Malheureusement, déclare Shepherd, dans bien des cas les SIM "n'ont pas été d'une grande utilité jusqu'à présent". Une enquête menée par la FAO au milieu des années 90, a révélé que des services d'information sur les marchés avaient été mis en place dans bon nombre de pays en développement, mais que la grande majorité d'entre eux se concentraient sur la collecte de données et fournissaient bien peu d'informations commercialement utiles à la communauté agricole.
La radio est également le moyen de diffusion préféré au Mali, dont le service d'information sur les marchés a été radicalement restructuré en 1999 - le gouvernement a pris en charge le financement du service jusque là assuré par plusieurs donateurs, en a confié la gestion à la Chambre d'agriculture du Mali (APCAM) et a mis en place 22 bureaux décentralisés dans tout le pays. Liées par contrat à l'APCAM, 24 stations de radio locales diffusent désormais les informations sur les prix et la production rassemblées par ces unités. Au Ghana, où des informations sur les prix sont recueillies dans de nombreux marchés locaux, le SIM national ne tire pas encore pleinement parti des quelque 45 stations FM locales qui opèrent aujourd'hui dans le pays. Toutefois, un programme pilote centré sur le marché d'Asesewa, dans la région orientale, a utilisé efficacement trois stations FM, desservant des groupes linguistiques différents, pour encourager les agriculteurs à aller au marché au moment où les prix sont les plus favorables.

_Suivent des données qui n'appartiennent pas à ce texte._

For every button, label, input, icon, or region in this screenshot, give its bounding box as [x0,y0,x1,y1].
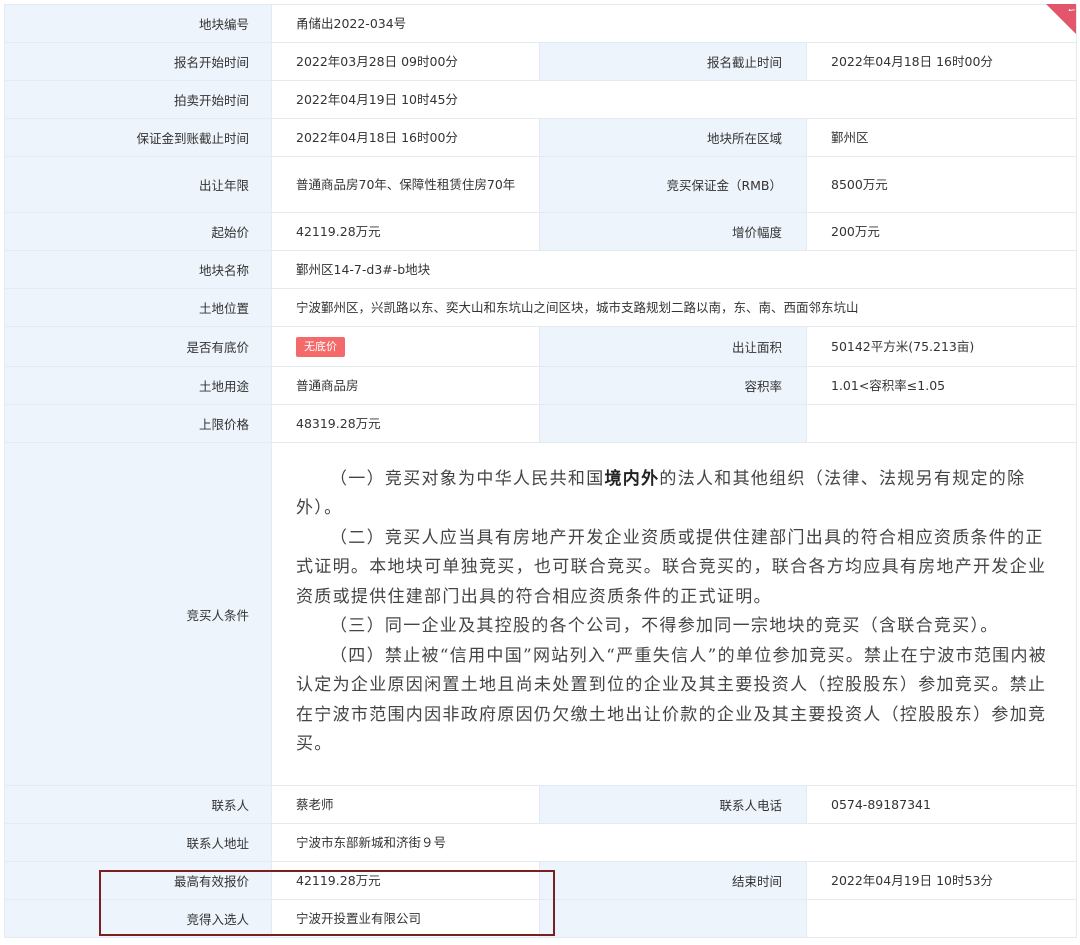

Internet et téléphones cellulaires. es stations de radio africaines pourraient accomplir elles-mêmes une grande partie de la tâche de collecte de données, grâce à la diffusion de la technologie des communications dans la région. En Afrique du Sud, par exemple, le site web Agritel (http://www.agritel.co.za/) offre chaque jour des informations sur les prix pratiqués dans tous les marchés de gros du pays, tandis que le marché à terme du pays (http://www.safex.co.za/) communique les prix des contrats à terme pour les céréales.
Là où Internet n'est pas accessible, les télécopieurs, les téléphones mobiles et les ordinateurs le sont en revanche bien souvent. Au Cambodge, une station de radio FM de Phnom Penh diffuse chaque jour les informations sur les marchés directement fournies par un reporter qui arpente les marchés de la ville muni d'un téléphone portable pour relever les prix et interroger les commerçants et les consommateurs. Selon Shepherd, "en Afrique, la disponibilité grandissante de réseaux de téléphonie mobile ou cellulaire permet de recueillir les informations localement, tandis que leur traitement et leur distribution aux stations de radio pourraient être centralisés, comme en Ouganda".
Si la technologie moderne de l'information effleure encore à peine bon nombre de pays en développement, d'après Shepherd ses potentialités commencent à être perçues, souvent dans les zones agricoles longtemps associées à la pauvreté rurale. "Au Mali, huit de ces unités SIM décentralisées sont reliées par un système de radiotéléphone FM et équipées de modems, ce qui leur permet de communiquer par courrier électronique les informations sur les prix dont elles disposent aux autres unités et au bureau central à Bamako. Aujourd'hui les agriculteurs demandent à utiliser ce système pour transmettre des offres d'achat-vente, ouvrant ainsi la voie au commerce électronique des cultures vivrières."